Here is a lesson I learned from Jerry Rados: work carefully to fit the guard as closely as possible. Drill holes with a drill bit that is smaller than the smallest portion of the tang where the guard will sit. File a slot between the holes. Carefully work the guard up the tang, filing only where needed. You may want to put ink on the tang to see where the guard is dragging. Use a hammer and something to drive the guard the last centimeter. Now, this will be tight, but not perfect. There will be some gaps. Get a ball peen hammer, mark the face of the guard were the gaps are, and tap around them with the ball peen until the guard swells in those spots enough to close the gaps. Then, file if needed to get back to where you can press fit. Once this is done, take draw file or disk sander or belt sander with platen or a block of granite or glass or flat steel with sand paper and flatten the face of the guard again. There, you now have a perfect fit between guard and tang.

This takes HOURS most times. Just accept that you will spend a day fitting the guard. Otherwise, learn to make good blade collars (habaki or tonkou).

have fun,
kc
 
Kevin, how do you make a rectangular cross-section but still not have the sharp angles so that you don't have stress? Or am I over thinking this?
 
You're over thinking this. The angles that will give you problems are inside angles. Like where the tang and the shoulder of the blade meet. Those you have to round out with a round file or a very small grinding wheel. You will then have to bevel the ends of the slot that you will cut in the guard so that it will slip onto the tang all the way up to the shoulder of the blade and fit flush to the blade Sharp outside angles, like on the edges of the tang, are not a problem.

Doug
 
Thanks Doug,

Now that I have had time to think about it more and really look at the tutorials that I could find, I was hoping you guys could tell me about the different types of tool that could be used to hollow out the drilled holes in the handle block?
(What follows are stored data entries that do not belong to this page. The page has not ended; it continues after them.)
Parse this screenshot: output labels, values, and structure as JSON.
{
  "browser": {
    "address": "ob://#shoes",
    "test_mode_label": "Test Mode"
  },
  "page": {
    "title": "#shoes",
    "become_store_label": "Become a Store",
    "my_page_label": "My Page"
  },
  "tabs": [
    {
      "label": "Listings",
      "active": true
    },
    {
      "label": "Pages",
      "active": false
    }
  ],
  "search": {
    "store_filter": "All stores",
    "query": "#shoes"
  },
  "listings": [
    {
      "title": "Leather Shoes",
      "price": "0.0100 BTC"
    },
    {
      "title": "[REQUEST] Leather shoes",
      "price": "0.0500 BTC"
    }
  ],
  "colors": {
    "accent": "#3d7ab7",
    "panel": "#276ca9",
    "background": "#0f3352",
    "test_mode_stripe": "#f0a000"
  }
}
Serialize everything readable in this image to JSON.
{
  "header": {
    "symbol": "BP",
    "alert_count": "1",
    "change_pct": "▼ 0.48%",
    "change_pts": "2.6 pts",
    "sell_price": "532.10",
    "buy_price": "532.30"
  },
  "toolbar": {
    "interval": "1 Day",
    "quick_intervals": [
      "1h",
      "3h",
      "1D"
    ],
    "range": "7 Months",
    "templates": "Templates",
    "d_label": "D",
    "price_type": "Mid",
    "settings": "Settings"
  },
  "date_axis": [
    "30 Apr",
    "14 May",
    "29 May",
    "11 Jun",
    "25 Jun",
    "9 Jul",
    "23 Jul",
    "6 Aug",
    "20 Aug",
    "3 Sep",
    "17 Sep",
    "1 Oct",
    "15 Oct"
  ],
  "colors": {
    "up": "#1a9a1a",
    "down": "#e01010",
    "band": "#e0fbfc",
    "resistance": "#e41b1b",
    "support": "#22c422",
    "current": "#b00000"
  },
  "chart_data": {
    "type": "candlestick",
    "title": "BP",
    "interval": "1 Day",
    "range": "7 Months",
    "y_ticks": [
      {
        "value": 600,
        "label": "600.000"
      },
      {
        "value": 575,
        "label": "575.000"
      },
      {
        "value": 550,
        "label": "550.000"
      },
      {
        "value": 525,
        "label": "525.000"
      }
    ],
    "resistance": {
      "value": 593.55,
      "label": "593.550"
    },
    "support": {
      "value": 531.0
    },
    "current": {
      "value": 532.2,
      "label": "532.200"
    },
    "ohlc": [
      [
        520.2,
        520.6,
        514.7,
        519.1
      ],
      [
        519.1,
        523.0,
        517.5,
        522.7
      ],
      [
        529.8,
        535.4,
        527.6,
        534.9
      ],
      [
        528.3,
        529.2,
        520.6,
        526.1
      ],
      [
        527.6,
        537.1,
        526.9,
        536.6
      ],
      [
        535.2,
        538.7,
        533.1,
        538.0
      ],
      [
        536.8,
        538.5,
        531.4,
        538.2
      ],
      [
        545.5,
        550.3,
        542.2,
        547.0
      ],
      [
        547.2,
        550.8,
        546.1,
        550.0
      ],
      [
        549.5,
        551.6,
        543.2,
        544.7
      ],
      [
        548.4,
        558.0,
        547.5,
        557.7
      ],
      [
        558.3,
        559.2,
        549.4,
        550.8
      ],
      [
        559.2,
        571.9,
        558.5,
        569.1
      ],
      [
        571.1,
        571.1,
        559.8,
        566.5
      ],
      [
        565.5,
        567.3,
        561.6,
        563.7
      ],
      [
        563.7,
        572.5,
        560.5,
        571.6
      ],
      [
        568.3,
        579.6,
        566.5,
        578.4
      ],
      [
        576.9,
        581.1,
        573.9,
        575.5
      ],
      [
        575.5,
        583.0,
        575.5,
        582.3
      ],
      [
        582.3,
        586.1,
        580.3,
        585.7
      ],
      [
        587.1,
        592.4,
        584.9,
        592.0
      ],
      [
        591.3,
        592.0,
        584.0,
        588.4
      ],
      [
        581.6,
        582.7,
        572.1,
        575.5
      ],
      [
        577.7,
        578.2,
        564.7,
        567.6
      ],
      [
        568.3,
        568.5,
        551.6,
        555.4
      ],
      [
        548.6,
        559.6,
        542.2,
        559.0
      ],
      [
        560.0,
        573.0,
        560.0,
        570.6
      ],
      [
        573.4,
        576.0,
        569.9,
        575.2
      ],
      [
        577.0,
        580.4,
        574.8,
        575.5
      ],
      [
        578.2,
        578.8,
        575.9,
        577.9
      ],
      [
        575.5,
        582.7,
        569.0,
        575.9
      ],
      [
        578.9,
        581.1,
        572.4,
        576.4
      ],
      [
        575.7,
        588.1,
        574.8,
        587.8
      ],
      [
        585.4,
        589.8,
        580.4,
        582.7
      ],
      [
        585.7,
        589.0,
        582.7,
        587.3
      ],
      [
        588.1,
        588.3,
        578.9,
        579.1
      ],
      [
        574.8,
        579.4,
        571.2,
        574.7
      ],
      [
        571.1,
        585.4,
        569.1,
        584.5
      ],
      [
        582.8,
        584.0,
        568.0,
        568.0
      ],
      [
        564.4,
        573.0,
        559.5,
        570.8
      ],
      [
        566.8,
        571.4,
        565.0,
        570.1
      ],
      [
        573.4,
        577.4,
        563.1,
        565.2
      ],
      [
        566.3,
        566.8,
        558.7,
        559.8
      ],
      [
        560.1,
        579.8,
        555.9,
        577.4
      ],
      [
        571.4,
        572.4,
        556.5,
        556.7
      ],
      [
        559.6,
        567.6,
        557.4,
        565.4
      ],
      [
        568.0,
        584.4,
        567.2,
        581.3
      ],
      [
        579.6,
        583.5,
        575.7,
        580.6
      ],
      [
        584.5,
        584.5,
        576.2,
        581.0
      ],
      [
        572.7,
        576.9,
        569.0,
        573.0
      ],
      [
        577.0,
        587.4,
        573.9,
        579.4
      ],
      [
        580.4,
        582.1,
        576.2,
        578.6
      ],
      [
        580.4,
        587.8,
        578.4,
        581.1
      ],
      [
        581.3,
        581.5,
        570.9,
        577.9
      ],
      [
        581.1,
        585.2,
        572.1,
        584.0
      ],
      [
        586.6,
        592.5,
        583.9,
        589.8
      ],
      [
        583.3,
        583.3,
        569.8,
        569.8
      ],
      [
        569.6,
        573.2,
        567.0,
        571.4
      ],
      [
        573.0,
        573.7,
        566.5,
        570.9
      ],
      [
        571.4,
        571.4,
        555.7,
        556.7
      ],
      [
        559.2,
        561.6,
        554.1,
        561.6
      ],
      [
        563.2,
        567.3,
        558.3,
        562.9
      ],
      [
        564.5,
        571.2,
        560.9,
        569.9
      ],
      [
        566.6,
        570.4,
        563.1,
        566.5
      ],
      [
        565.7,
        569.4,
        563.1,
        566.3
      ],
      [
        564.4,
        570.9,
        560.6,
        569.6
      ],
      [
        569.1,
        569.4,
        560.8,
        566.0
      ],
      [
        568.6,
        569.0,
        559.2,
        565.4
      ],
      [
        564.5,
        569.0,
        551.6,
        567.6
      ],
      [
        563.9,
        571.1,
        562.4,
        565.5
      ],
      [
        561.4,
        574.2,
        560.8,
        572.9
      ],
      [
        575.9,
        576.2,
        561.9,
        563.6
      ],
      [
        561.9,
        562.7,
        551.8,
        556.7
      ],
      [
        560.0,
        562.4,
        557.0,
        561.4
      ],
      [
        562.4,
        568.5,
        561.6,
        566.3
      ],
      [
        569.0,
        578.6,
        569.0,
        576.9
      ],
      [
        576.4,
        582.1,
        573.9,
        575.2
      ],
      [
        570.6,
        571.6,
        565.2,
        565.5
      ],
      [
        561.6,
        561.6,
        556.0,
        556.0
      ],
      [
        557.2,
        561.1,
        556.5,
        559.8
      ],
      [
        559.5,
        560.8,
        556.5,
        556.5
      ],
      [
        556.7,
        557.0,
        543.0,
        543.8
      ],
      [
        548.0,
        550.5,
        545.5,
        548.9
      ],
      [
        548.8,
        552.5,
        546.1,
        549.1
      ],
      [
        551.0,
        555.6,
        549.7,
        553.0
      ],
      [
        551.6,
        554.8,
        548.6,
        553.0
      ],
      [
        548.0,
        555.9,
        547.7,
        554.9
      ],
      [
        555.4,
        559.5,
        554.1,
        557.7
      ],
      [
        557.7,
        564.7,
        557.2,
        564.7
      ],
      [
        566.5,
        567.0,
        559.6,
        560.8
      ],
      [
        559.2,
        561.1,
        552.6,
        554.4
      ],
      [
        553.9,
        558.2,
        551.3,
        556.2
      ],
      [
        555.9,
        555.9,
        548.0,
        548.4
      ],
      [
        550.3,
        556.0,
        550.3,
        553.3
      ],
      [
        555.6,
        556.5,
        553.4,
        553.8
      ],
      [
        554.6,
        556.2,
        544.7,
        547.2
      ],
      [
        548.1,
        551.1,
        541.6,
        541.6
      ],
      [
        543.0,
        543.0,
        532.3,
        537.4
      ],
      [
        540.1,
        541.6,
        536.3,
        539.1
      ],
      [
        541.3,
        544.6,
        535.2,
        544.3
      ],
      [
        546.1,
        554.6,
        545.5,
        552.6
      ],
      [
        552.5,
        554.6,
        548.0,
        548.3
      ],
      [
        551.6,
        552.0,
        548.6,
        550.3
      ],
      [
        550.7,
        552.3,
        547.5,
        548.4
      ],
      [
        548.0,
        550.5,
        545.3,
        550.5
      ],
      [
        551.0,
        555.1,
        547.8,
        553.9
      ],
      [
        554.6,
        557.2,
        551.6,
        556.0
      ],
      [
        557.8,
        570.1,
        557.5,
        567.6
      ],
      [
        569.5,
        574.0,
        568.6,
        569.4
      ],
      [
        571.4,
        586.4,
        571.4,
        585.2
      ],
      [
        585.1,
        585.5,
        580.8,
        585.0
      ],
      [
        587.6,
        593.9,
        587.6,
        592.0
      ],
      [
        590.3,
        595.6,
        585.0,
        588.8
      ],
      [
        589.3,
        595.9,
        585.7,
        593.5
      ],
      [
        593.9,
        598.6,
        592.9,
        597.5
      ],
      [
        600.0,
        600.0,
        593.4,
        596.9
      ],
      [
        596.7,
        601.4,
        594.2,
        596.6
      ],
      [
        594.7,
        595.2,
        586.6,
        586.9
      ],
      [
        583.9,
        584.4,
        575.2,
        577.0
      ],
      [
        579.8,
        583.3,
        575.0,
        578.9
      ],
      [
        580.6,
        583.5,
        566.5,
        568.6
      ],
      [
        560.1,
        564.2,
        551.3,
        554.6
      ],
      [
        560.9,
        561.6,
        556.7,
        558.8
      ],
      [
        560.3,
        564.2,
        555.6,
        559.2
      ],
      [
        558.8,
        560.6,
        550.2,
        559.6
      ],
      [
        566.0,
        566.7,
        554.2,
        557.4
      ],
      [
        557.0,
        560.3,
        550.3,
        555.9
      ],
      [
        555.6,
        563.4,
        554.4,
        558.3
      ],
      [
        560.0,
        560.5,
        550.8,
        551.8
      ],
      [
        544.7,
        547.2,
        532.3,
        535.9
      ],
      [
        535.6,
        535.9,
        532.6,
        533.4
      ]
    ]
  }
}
I am looking for ideas so I can buy what would work best for me.

Bruce Bump did have some kind of reamer for his hidden tang knives that I think would work the best but I am unsure how to make one or get one.
 
Tools that I've use for making the hole for the stick tang have started out with drill bits just slightly smaller than the tang. I marked out where the tang would go on the end of the block and drilled just inside the lines. I then cleaned out the web between with various other bits designed to ream away things like wood, pin files, and the carbide blades from ceramic coping saws. One of the guys on another board came up with another way. That's to drill one hole that is just a little larger in diameter than the widest part of the tang. He then fills the hole with an epoxy putty, I found some at Lowes. He then coats the tang with petroleum jelly and inserts the tang into the putty in the hole and seats the blade on the handle block. He then removes the blade and allows the epoxy putty to set leaving a perfect hole to set the tang into.